= Matakerepō =

Matakerepō, in a Māori story of the Arawa tribe of Rotorua, is a female ancestor of the hero Tāwhaki. She is an example of the 'female helper', a recurrent element in Polynesian myth and legend, who assists Tāwhaki to attain his quest of finding his wife and daughter, from whom he is estranged. Matakerepō is a somewhat threatening figure who must be placated.

Soon after Tāwhaki and his slave set off on their journey, they come upon Matakerepō guarding the vines (or ropes) that form the pathway up into the heavens, where Tāwhaki's daughter Puanga and his wife Hāpai are living. Matakerepō is blind. As she counts out the ten taro tubers that are heaped in front of her, Tāwhaki removes the tenth taro when Matakerepō has reached nine. She counts again, and this time Tāwhaki removes the ninth tuber. This continues until the old woman realises that someone is deceiving her.

She begins to sniff the air, and her stomach distends, ready to swallow the stranger. She sniffs towards the south, then towards the east, and towards all the winds. When she sniffs towards the west she catches Tāwhaki's scent. She calls out 'Are you come with the wind that blows on my skin?' Tāwhaki grunts, and Matakerepō says, 'Oh, it is my grandson Tāwhaki.' As she says this, her stomach begins to shrink again. If he had not been from the west wind, she would have swallowed him whole.

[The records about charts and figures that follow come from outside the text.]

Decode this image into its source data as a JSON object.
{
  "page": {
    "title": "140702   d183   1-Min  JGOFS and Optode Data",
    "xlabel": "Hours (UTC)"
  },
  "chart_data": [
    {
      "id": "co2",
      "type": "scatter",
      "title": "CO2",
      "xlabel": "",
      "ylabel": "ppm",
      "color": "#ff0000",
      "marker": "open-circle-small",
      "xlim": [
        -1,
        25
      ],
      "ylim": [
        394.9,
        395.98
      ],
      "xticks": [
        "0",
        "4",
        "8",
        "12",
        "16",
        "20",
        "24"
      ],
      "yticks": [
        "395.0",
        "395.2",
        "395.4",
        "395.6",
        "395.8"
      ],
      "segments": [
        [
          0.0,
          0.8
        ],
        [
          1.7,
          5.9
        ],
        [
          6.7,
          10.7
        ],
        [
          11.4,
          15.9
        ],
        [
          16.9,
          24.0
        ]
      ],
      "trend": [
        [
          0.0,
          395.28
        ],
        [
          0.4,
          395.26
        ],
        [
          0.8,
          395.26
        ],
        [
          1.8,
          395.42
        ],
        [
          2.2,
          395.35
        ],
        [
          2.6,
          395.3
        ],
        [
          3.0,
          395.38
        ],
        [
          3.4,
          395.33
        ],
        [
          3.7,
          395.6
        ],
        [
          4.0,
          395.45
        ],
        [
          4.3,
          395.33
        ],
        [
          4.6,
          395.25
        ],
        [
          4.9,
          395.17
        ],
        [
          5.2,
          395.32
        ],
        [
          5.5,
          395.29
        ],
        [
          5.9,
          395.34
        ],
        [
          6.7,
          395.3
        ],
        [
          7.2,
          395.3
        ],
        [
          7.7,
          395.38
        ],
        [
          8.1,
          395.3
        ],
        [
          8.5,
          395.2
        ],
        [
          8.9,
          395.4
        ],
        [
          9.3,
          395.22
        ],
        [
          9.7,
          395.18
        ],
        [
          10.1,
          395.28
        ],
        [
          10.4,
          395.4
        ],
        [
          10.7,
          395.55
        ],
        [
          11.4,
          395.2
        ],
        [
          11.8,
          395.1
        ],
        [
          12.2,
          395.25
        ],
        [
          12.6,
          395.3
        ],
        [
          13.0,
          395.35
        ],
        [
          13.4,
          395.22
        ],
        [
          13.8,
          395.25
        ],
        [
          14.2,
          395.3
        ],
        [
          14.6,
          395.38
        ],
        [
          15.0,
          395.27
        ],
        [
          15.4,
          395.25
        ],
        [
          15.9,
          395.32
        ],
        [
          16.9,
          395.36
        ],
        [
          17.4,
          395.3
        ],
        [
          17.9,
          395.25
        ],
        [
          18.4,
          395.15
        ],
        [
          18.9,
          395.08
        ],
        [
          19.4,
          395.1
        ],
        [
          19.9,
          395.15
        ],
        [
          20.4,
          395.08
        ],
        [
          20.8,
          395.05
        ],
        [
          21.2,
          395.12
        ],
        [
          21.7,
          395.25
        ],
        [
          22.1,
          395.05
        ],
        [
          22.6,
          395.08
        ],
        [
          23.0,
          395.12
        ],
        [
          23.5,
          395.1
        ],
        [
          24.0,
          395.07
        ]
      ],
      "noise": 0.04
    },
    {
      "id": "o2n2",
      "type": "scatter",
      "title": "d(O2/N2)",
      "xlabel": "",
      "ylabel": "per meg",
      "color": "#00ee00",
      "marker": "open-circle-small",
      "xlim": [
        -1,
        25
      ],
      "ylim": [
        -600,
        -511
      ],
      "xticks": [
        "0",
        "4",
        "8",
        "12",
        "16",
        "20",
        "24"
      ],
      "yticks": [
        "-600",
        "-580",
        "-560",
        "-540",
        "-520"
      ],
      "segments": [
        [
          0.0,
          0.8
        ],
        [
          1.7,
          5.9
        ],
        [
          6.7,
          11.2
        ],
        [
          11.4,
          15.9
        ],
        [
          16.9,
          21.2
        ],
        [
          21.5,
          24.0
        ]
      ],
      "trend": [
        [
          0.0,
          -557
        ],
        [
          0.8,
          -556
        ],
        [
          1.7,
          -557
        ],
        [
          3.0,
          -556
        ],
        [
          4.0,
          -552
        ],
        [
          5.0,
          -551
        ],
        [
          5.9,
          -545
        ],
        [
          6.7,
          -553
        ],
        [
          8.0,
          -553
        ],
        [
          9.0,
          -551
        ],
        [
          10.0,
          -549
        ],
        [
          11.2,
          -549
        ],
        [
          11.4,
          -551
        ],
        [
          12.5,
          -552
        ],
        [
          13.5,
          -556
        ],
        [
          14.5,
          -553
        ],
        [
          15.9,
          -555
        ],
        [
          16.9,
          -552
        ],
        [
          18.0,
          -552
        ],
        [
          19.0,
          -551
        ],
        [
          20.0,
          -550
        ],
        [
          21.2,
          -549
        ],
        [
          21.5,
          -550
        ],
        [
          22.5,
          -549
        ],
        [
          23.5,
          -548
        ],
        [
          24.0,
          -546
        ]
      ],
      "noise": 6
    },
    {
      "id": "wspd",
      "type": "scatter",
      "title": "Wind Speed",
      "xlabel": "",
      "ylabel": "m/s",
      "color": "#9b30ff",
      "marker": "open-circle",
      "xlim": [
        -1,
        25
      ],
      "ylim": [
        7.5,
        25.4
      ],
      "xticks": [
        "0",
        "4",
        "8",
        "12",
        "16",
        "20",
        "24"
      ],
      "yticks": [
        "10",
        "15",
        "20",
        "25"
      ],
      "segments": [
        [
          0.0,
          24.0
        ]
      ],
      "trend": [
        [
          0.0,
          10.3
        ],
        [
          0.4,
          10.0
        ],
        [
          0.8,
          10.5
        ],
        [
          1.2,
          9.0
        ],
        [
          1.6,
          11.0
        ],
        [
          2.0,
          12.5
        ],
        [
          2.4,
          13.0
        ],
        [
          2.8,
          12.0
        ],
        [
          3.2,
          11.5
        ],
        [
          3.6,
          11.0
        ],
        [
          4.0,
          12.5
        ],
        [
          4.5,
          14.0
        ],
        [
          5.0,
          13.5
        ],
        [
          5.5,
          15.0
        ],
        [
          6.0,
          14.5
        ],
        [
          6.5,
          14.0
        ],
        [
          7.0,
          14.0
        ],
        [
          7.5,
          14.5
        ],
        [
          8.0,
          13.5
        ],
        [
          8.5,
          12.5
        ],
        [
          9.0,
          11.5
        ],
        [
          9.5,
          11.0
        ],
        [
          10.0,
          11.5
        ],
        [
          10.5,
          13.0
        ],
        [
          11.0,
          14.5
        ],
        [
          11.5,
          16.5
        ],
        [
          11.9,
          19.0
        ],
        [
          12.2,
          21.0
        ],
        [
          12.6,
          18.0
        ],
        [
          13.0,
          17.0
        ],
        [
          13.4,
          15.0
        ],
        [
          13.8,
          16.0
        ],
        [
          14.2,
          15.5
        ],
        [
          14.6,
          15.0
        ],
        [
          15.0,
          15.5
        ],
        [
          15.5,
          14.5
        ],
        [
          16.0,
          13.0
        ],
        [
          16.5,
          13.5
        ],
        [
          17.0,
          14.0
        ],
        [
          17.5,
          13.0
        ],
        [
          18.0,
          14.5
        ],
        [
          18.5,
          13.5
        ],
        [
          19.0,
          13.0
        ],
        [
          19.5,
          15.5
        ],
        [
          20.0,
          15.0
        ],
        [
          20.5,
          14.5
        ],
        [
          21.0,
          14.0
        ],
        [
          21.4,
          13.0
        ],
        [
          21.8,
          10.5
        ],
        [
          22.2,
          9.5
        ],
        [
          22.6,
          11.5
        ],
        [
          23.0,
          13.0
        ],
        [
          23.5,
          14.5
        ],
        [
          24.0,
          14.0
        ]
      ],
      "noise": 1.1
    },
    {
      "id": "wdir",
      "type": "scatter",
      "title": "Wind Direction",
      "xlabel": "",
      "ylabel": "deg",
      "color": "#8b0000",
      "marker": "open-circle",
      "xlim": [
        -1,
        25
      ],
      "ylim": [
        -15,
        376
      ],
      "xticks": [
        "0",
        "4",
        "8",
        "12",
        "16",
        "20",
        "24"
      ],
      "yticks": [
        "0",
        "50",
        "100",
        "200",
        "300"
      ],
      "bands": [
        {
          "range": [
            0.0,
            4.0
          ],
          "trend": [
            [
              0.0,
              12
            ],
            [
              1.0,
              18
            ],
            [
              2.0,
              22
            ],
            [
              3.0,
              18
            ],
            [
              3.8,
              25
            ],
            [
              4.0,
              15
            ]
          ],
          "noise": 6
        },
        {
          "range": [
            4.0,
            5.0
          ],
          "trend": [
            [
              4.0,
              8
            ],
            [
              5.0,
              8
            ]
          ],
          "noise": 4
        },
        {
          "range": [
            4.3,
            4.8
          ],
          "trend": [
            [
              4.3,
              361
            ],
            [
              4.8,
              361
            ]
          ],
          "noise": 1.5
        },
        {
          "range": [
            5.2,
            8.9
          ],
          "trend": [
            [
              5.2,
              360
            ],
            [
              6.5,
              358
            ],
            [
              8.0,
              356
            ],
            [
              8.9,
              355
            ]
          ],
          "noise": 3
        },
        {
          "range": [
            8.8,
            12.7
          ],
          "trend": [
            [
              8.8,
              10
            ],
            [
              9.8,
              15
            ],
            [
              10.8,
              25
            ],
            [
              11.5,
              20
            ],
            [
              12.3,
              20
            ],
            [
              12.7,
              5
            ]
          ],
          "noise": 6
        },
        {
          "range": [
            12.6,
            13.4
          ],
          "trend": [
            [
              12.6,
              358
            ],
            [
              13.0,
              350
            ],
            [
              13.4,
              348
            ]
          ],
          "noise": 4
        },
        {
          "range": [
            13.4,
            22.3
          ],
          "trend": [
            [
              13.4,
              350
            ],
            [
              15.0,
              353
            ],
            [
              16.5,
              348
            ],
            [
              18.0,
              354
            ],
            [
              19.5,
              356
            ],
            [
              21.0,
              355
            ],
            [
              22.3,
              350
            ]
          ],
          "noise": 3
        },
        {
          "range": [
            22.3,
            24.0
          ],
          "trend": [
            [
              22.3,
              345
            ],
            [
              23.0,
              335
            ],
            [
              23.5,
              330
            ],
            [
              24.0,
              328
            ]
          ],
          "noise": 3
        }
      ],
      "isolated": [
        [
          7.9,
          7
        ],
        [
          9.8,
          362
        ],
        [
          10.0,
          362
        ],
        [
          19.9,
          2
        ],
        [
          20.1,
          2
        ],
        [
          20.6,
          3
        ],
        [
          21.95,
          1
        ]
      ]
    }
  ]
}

Matakerepō then asks Tāwhaki where he is going. He tells her that he is searching for his daughter, who is with his wife; for his wife is a daughter of Whatitiri-matakamataka (or Whaitiri, goddess of thunder) and has returned to her home in the heavens. Matakerepō then shows him the pathway to the heavens, and advises him to wait until morning before he sets off. Tāwhaki's slave prepares a meal. Tāwhaki takes some of the cooked food, mixes it with his saliva, and rubs it on the eyes of the old blind woman. This cures Matakerepō of her blindness. In the morning, the slave prepares a meal to make Tāwhaki strong for his journey. Tāwhaki presents his slave to Matakerepō, who gives him further advice on how to climb the vines, and makes an incantation to help him as climbs off into the sky. When he reaches the heavens, Tāwhaki disguises himself as an old slave and assists his brothers-in-law to build a canoe. Each night, the brothers-in-law return to their village, where Tāwhaki's wife and daughter are living. Tāwhaki pretends to be old and slow, and returns to finish the canoe, before going on to the village. This behaviour brings Tāwhaki to the attention of his wife, and before long, they are reconciled.

Women similar to Matakerepō appear in many Māori stories. For instance, in a Ngāti Porou legend of Tāwhaki, the guardian of Whaitiri's house is Te Ruahine-mata-morari, whose name means 'The old blind woman'.

(Matakerepō has also been equated with Whaitiri by Tregear and others; however in some stories they are definitely separate entities. Despite the fact that the source is plainly identified in the original manuscript as 'Hohepa Paraone, Te Ngae, Rotorua, March 7, 1850', White unaccountably attributes the story to the Ngāi Tahu tribe of the South Island; he also has 'Pihanga' instead of 'Puanga' for the name of Tāwhaki's daughter).